PRIVILEGED STRUCTURES IN MEDICINAL CHEMISTRY: UNLOCKING THE PDE, GPCR, AND EPIGENETIC TARGET SPACE
Gerhard Müller
Senior Vice President Medicinal Chemistry, Mercachembv, PO Box 6747, 6503 GE Nijmegen, The Netherlands
Abstract:
Today’s therapeutically relevant targets cluster into multimember gene families which exhibit structural and functional commonalities in molecular recognition. Thorough analysis of these shared features allows for the definition of key pharmacophoric elements that can be translated into novel small-molecule modulators of those target proteins.
We have focused our interest on the multi-member target classes of phosphodiesterases, GPCRs, and epigenetic target proteins and analyzed the relevant family-wide recognition elements that can be exploited for designing privileged structures aimed at those target families.

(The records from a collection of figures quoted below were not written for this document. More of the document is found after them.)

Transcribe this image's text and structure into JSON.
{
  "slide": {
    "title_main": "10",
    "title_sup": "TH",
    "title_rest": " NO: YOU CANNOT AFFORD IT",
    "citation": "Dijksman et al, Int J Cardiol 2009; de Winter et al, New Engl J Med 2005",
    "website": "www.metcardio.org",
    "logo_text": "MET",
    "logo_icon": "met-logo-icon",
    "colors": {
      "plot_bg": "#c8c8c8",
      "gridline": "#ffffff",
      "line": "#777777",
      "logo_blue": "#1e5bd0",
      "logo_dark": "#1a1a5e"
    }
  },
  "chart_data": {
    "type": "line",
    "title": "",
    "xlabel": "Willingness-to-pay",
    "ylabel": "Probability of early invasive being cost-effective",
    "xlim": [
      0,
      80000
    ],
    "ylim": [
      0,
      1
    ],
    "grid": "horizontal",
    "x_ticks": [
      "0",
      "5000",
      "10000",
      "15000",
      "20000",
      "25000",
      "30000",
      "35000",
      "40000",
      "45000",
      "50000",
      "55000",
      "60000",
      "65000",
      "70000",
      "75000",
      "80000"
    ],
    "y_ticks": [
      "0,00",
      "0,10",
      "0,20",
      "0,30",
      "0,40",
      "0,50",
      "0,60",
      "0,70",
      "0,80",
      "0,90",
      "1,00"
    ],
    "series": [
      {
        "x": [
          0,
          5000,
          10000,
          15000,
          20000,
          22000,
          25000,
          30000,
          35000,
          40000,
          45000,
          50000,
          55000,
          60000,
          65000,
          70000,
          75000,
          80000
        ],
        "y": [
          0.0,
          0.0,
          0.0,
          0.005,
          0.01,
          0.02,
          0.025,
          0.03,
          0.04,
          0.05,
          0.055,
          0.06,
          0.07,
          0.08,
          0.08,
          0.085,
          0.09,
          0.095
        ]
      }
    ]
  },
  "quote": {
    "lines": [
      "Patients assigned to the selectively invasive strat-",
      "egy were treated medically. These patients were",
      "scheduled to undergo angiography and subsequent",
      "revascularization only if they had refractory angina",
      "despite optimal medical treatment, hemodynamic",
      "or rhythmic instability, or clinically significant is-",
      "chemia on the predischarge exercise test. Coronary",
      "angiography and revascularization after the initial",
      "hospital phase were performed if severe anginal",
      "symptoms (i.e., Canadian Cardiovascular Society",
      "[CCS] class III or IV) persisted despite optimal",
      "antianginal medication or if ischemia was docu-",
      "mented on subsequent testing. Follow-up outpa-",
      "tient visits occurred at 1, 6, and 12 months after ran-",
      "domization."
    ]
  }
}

Multiple designs of novel privileged structures will be introduced that exhibit the negative imprint of those pharmacophoric elements, and as such qualify as molecular platforms for the generation of leads for multiple members of a respective target class. Special emphasis will be laid on the design principle of “escaping from flatland”, thus generating compounds with an increased fraction of fully saturated sp3 carbons. This usually aligns with more complex chemistry including stereogenic centers, but is addressing one of the main shortcomings within the last 20 years of medicinal chemistry, i.e. the trend of making increasingly flat molecules.
The process of designing those privileged structures with built-in 3D complexity for e.g. PDE’s with front-loaded selectivity profiles, for GPCRs with encoded cross-target synergies, and for HDACs will be presented.